Sales is all about making decisions. Which are the best prospects to focus on? What is the best way to estimate sales for the current period? What is the next best move to make with a particular prospect? If a technology existed that helped improve the accuracy of these decisions then it would probably be highly sought after. Well, since this article is about predictive sales, there obviously is a technology that can help.
Predictive analytics works on a very simple premise. All the historical data you have, in CRM systems, emails, transaction based systems – and so on, is potentially a pot of gold. Predictive analytics will trawl through all of this data looking for patterns of behavior that have worked over and over again – and by default those that haven’t. Once these patterns have been tested on data that hasn’t been seen before they are ready to hit the road. Predictive systems will look at data as it enters your systems and identify prospects that show a high probability of closing, versus those that don’t. They can even recommend the next best action, based on the sequence of actions that have shown to work in the past. The net result is that reps can focus on the best prospects and spend less time on the poor quality leads. It also allows much better sales forecast estimates, and the risk involved in the forecasts.
Predictive analytics are used in many areas of business life. Detecting which customers will churn, who should be given credit, which transactions might be fraudulent, and the best upsell offer, are all established applications of predictive analytics – and it works. Sales has been something of a late adopter, mainly because of some level of skepticism. But ironically it is an area of business activity that can benefit the most and is already showing signs of being one of the most successful applications of predictive analytics.
Several predictive sales platforms are listed below, with short descriptions. They all use slightly different approaches. Some focus exclusively on internal data – CRM, emails, customer notes, transaction data and so on. Others incorporate external data – economic, anonymized data from other organizations, weather, sporting – in fact anything that has been shown to have an effect on sales. All of them provide good support for mobile devices, and the display of deal close probabilities, next best moves – and so on. Most are cloud based, and charge an annual or monthly subscription.
Aviso uses machine learning and portfolio management frameworks in a cloud platform to give predictive insight into sales forecasts, deals and appropriate actions to take. It uses predictive estimates of the status of each deal to generate more active forecasts and risk. Users can analyze data by region, rep and any other dimension, down to whatever level of detail is appropriate. What-if scenarios model risk and reward tradeoffs and swing deals.High risk and high value deals are identified for better resource utilization, with support for collaboration between involved parties.
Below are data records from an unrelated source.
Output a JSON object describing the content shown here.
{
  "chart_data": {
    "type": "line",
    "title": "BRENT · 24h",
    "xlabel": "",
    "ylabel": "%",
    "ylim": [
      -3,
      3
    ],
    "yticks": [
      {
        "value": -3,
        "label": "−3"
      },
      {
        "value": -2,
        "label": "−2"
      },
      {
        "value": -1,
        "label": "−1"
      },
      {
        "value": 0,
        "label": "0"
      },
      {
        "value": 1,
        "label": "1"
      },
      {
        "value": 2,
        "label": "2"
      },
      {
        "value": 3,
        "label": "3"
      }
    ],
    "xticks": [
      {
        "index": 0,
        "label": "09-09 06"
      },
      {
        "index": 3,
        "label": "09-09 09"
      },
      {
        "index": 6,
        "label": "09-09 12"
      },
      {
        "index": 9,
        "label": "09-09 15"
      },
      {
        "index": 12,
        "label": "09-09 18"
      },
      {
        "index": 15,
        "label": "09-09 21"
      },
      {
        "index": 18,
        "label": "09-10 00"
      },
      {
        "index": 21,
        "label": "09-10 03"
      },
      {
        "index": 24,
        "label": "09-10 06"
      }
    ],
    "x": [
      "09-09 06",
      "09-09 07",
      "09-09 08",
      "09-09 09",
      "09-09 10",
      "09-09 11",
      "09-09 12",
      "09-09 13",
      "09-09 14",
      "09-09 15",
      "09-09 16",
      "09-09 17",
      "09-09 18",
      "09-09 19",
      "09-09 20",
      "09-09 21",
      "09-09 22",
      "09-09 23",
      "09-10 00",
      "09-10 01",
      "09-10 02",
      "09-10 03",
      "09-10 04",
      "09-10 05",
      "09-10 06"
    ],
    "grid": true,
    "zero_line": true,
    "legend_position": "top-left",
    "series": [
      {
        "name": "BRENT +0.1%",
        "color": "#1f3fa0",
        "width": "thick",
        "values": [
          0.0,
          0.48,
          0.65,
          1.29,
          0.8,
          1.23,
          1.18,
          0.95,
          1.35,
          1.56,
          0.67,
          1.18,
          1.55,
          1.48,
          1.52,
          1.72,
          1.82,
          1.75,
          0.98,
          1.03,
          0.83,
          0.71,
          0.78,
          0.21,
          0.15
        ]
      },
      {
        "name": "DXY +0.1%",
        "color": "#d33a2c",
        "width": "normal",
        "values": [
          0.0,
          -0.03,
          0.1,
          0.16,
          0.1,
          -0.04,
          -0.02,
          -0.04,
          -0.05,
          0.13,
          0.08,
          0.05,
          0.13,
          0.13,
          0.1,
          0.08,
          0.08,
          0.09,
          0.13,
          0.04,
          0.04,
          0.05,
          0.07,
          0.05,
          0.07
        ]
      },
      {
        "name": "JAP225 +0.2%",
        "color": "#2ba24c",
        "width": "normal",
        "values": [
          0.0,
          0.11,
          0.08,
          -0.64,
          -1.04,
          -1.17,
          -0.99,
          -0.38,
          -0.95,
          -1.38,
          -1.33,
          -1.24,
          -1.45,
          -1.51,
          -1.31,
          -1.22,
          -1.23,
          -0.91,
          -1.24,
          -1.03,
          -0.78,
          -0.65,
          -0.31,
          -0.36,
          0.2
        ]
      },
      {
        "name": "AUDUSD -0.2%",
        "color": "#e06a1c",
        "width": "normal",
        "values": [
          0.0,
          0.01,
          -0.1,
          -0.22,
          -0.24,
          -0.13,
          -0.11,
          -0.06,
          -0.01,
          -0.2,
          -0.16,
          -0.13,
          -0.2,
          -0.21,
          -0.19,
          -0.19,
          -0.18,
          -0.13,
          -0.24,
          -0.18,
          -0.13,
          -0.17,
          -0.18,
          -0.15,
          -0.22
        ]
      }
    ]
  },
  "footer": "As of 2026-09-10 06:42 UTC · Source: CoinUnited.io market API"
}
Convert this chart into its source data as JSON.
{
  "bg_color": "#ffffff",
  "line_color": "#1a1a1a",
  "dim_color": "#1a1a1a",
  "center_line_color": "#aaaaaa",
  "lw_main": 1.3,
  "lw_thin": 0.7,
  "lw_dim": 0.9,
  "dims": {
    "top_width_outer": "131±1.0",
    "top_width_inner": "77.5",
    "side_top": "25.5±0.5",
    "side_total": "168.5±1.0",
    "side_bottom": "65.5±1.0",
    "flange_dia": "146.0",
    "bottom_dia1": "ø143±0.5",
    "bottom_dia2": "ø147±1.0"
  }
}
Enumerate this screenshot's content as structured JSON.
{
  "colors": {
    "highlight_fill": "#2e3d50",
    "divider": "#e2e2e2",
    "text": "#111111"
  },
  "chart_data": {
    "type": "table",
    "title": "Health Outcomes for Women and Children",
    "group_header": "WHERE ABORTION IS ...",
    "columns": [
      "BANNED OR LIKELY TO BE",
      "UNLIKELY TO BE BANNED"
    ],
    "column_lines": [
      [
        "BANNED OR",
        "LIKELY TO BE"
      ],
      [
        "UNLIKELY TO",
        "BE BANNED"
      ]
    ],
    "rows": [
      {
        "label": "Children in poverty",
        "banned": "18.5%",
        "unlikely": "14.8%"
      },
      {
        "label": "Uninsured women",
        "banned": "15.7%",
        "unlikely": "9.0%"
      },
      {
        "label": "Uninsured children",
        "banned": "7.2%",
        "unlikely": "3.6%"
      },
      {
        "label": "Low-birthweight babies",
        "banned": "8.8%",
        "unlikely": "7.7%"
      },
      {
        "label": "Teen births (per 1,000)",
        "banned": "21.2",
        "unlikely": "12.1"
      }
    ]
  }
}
Clari uses predictive analytics to find what works, and what doesn’t, when dealing with customers. It analyzes CRM data and emails to look for productive patterns, which can be used to rate current deals and establish which ones are likely to be at risk. Forecasts use this data to give more accurate estimates for the current period and establish risk. Mobile devices used by reps allow activity tracking, give estimates of deal close probabilities and provide deal history and access to documents. Collaboration is also supported.
Infer helps B2B companies analyze buying signals and predict which prospects will go on to become customers. Infer delivers advanced and effective predictive scoring. The top use cases include filtering, prioritization, net-new leads, campaigns, and nurture.
InsideSales is an online service which addresses many of the uncertainties associated with the sales operation. Which are the best prospects to focus on? What is the best sales forecast for the current period? Which next action will be most effective with a particular prospect? Answering these questions, and improving on current methods, requires sophisticated technology, and specifically predictive technologies. Inside Sales handles pretty much everything in the middle of the sales pipeline – lead scoring and qualification, sales automation, pipeline management and forecasting. It can also aid with sales recruitment and motivation.
Lattice addresses the entire sales funnel, with prioritization of incoming and existing leads, the ability to find new high quality leads, and exploit current customer relationships. Lattice helps businesses identify leads that have expressed an interest, customer look-a-like leads, and sleeping leads. It segments a database on thousands of company and internal attributes. Scores and buying signals are published into CRM systems, so that sales teams can focus on leads that are ready to buy now, and use targeted talking points to guide the conversation.
SalesPredict uses predictive analytics in a cloud based platform to analyze CRM data, web data and other external data sources to score leads and provide customer lifecycle intelligence. This allows leads to be assessed more accurately for better targeting. Both machine learning and natural language processing are used to extract intelligence from data, analyzing sales win/lose data and correlating with demographic, firmographic, and behavioral data from CRM systems – as well as external data.